“Eye of the Tiger” would have been a more obvious choice, but Richard Torrez Jr defies many of boxing’s cliches.
He strode towards the ring for his super heavyweight semi-final to the strains of the first movement of Beethoven’s “Moonlight Sonata.” It seemed a rather gentle and ruminative choice of walk-up motivational music for an Olympic athlete, especially one planning on spending the next few minutes pummeling a 6ft 3in human chainsaw from Kazakhstan.
But it worked. Torrez was clearly on top against Kamshybek Kunkabayev, bloodying his nose so badly the cut caused the referee to stop the fight in the third round. Now he will meet Bakhodir Jalolov of Uzbekistan in the gold medal bout, aiming to become the first American super heavyweight to win an Olympic title since Tyrell Biggs in 1984.
Until Torrez secured at least silver on Wednesday in this sumo hall in central Tokyo, where pictures of great wrestlers hang from the ceiling and shoes must be removed in the box seats, no American had even won a medal in the division since Riddick Bowe lost to Lennox Lewis in the 1988 title fight and took silver.
Torrez, a thoughtful and methodical 22-year-old amateur from California’s agricultural Central Valley, is leaving nothing in his preparations to chance. “I watched a video somewhere that says that classical music kinda helps your brain function,” he said, “and so why not have that as a benefit to go in the ring to?”
He would listen to the gossamer strains of Beethoven’s piano sonata in high school as soothing mood music before exams and chess matches.

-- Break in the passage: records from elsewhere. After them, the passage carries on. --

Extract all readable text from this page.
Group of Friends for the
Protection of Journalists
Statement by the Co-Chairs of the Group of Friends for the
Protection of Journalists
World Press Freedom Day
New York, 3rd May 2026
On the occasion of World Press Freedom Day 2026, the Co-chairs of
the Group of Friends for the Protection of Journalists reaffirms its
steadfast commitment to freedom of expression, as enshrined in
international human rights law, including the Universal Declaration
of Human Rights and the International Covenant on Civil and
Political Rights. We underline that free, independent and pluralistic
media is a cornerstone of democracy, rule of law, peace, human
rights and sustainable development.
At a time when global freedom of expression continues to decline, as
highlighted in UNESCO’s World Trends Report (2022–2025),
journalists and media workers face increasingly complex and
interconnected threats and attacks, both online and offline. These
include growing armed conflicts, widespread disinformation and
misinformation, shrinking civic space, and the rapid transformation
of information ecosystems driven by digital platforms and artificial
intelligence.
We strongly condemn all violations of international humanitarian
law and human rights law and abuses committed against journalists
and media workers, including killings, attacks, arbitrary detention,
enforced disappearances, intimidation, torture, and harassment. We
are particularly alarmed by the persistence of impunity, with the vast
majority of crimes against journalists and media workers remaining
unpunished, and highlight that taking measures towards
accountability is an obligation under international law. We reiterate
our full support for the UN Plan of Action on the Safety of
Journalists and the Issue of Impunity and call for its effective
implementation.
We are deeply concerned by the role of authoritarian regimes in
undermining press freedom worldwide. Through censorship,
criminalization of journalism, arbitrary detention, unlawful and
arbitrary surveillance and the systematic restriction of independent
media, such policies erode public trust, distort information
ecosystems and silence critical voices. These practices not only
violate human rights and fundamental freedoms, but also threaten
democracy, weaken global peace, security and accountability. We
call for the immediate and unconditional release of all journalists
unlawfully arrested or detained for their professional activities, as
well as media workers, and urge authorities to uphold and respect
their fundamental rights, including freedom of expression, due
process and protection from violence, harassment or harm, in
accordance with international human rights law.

At school he excelled academically, was into robotics and ran the chess club.
Relatively small for a super heavyweight, at 6ft 2in, and wary of his opponent’s left, the southpaw rehearsed his tactics again and again ahead of the bout. “This wasn’t the first time I had this fight,” he said. “I had this fight at least five times last night, I had this fight three times this morning, and I was walking into the ring replaying this fight again too. It’s something I’ve envisioned and it was able to come to fruition and I’m very proud of that.” He also wore his lucky polo shirt earlier in the day. Maybe that helped, too.
Torrez was nervous ahead of his first fight in Tokyo, a points decision over Chouaib Bouloudinats of Algeria last Thursday. Now, though, he senses he is part of something greater; something this most analytic and reasonable of fighters cannot fully rationalise.
“I have this existential feeling that it’s just destiny,” he said. “There’s nothing else to it. I don’t know the way to put it, I don’t know how to say it. What is love, you know? It’s kind of the same thing. I’m meant to be here, all I know is that.”
Oshae Jones, a welterweight, earned bronze a few minutes before Torrez’s bout. She was distraught after losing her semi-final to Gu Hong of China, screaming in frustration as she rushed away from the ring and into the bowels of the arena after the split decision.
One of Torrez’s coaches, his father, Richard Sr, competed in the US Olympic trials in 1984 but failed to make the team. Now his son is on the brink of becoming the first American man to win Olympic boxing gold since Andre Ward in 2004 – unless his teammates, Duke Ragan (featherweight) and Keyshawn Davis (lightweight) get there first later this week, that is.
“I think this is something the US needs, and I’m just proud I can be the person for that,” he said.